Erste Zwischenbilanz für Sms.at-Chat

Bing
13.07.2007

1,4 Millionen Nachrichten werden pro Woche weltweit über das Handy-Messengerservice bing des Portalbetreiber Sms.at verschickt.

80.000 Mal sei der Instant Messenger bisher heruntergeladen worden, täglich würden 10.000 neue Nutzer dazukommen, sagt Sms.at.

Bing funktioniert weltweit unabhängig vom Netzbetreiber und ermöglicht Usern die Echtzeit-Kommunikation mit dem Freundeskreis zu einem Bruchteil der herkömmlichen SMS-Kosten.

Voraussetzung sind ein mobiler Internet-Zugang und ein Java-fähiges Handy. Die Software selbst ist kostenlos, verrechnet werden jedoch die üblichen Kosten für den Datentransfer durch die Mobilfunkbetreiber.

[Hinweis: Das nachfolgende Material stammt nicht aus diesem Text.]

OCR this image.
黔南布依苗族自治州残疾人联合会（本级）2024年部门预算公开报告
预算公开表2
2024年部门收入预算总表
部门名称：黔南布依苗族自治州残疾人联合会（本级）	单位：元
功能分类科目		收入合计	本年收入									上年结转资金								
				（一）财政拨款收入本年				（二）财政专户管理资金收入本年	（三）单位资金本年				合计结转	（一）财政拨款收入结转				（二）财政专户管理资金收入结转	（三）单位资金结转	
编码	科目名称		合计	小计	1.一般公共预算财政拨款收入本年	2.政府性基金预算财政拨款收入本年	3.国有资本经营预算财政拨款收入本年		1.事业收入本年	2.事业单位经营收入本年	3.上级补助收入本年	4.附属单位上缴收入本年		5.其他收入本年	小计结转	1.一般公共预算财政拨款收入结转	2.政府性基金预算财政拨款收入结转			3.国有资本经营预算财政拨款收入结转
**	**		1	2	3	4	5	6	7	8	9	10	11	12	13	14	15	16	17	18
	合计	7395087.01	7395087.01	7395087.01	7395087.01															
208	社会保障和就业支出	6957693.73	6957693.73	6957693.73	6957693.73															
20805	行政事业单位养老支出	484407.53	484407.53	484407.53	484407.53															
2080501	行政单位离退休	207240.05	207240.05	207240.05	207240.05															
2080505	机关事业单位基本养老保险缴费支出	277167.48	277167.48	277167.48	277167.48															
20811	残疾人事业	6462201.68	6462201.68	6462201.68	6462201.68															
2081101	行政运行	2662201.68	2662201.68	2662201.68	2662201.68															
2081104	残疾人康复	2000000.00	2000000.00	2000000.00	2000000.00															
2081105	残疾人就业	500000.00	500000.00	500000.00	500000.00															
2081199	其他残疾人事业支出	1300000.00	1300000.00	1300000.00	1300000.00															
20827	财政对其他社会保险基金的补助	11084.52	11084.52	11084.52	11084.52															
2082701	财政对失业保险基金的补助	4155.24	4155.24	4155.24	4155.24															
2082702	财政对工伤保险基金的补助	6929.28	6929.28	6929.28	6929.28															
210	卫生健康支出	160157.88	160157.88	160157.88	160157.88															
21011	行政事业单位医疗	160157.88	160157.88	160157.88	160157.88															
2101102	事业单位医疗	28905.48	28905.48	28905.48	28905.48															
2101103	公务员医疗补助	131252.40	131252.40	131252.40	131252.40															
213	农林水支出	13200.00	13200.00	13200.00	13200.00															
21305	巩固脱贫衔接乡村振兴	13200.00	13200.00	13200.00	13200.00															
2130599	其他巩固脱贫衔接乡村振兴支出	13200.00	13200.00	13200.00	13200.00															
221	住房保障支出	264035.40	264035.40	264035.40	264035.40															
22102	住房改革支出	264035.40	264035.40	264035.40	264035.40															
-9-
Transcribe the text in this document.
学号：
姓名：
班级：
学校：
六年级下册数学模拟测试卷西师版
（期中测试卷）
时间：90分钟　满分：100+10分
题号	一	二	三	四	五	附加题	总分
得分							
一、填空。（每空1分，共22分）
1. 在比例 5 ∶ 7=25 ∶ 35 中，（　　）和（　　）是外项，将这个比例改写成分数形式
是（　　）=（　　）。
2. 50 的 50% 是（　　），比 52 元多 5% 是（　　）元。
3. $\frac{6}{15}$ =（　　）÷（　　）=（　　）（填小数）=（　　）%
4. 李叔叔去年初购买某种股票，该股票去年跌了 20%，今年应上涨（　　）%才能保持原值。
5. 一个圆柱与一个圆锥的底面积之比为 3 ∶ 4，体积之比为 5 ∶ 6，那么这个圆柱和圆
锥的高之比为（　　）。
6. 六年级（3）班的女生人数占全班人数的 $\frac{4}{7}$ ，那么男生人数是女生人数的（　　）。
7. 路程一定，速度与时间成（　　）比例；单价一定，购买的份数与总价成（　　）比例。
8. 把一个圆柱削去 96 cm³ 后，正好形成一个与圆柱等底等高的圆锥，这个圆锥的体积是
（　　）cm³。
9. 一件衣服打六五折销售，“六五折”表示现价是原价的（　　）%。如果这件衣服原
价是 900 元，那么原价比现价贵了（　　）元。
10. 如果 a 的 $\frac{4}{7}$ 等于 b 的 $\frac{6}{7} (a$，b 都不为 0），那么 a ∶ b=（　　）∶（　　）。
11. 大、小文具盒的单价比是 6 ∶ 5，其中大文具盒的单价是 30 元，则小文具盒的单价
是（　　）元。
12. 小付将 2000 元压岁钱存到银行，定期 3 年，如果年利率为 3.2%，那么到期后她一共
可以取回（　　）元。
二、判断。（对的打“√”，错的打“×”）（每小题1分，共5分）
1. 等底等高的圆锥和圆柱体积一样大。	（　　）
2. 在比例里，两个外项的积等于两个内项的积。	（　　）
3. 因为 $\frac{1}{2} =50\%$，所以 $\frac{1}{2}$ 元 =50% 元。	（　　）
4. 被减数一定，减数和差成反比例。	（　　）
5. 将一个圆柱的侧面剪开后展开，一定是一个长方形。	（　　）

Durch die starke Komprimierung könnten um den Preis einer SMS bis zu 800 Nachrichten verschickt werden, sagte Sms.at bei der Vorstellung von bing.

"Virale" Verbreitung über Blogs

Grund für den Anstieg der Nutzerzahlen sei die "virale" Verbreitung über Empfehlungen, die durch "das gezielte Impfen eines Landes" ausgelöst würden, so Sms.at-Geschäftsführer Jürgen Pansy.

"Über Blogs, Foren oder Download-Plattformen erreichen wir Personen, auf die der ganze Freundeskreis hört. Durch die Verteilung über die weltweiten Kanäle führt das zu einem Schneeballeffekt", gibt sich Pansy überzeugt.

Detaillierte Zahlen zu einzelnen Ländern - derzeit gibt es Nutzer in über 110 Staaten - wollte er "aus Angst vor Nachahmern" nicht bekannt geben. "Das Erreichen einer kritischen Masse ist aber die Voraussetzung für die geplante Finanzierung über Werbung", so Pansy.

Wichtig gewesen sei ein schneller Start, weshalb man auch nicht auf Kooperationen mit Mobilfunkern habe warten können. Außerdem hätte eine Exklusivvereinbarung die Vorteile des "offenen Systems" beschränkt. Derzeit würden aber wieder Gespräche geführt.